Observations of how mass clumps in space suggest that about 86 per cent of all matter is invisible dark matter, which interacts with ordinary matter mainly through gravity.
The most popular theory is that dark matter is made of weakly interacting massive particles (WIMPS). However, years of searches for WIMPs have been coming up empty, New Scientist reported.
“So far nothing is found, and I feel like it’s time to broaden the scope of our search. What we propose is to look for some other signatures,” said Maxim Pospelov of the University of Victoria in Canada.
Pospelov and colleagues have been examining a theory that at least some of the universe’s dark matter is tied up in structures called domain walls, akin to the boundaries between tightly packed bubbles.
The idea is that the hot early universe was full of an exotic force field that varied randomly. As the universe expanded and cooled, the field froze, leaving a patchwork of domains, each with its own distinct value for the field.
Having different fields sit next to each other requires energy to be stored within the domain walls. Mass and energy are interchangeable, so on a large scale a network of domain walls can look like concentrations of mass — that is, like dark matter, said Pospelov.
If the grid of domain walls is packed tightly enough — say, if the width of the domains is several hundred times the distance between Earth and the Sun — Earth should pass through a domain wall once every few years.
“As a human, you wouldn’t feel a thing. You will go through the wall without noticing,” he said.
But magnetometers — devices that measure magnetic fields — could detect the walls, said Pospelov and colleagues in a new study.
Although the field inside a domain would not affect a magnetometer, the device would sense the change when Earth passes through a domain wall.

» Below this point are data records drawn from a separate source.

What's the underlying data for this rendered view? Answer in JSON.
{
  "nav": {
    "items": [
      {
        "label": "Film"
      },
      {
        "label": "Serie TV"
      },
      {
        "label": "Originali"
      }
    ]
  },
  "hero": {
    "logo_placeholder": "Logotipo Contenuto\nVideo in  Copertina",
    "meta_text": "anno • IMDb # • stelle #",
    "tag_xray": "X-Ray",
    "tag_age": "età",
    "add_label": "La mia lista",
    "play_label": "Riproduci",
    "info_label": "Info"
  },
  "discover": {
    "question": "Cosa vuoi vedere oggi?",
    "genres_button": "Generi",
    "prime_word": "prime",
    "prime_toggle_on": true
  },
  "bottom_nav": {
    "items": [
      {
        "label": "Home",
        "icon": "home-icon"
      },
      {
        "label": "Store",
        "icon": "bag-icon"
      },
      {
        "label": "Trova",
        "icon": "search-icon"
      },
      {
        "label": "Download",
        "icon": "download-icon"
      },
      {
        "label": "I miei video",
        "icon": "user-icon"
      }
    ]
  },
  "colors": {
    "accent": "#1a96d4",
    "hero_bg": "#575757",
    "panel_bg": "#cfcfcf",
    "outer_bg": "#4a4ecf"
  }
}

Dark matter walls have not been detected yet because anyone using a single magnetometer would find the readings swamped by noise, Pospelov said.
Finding the walls will require a network of at least five detectors spread around the world, Pospelov said.
His colleagues in Poland and California have already built one magnetometer each and have shown that they are sensitive enough for the scheme to work.
Domain walls wouldn’t account for all the dark matter in the universe, but they could explain why finding particles of the stuff has been such a challenge, Pospelov said.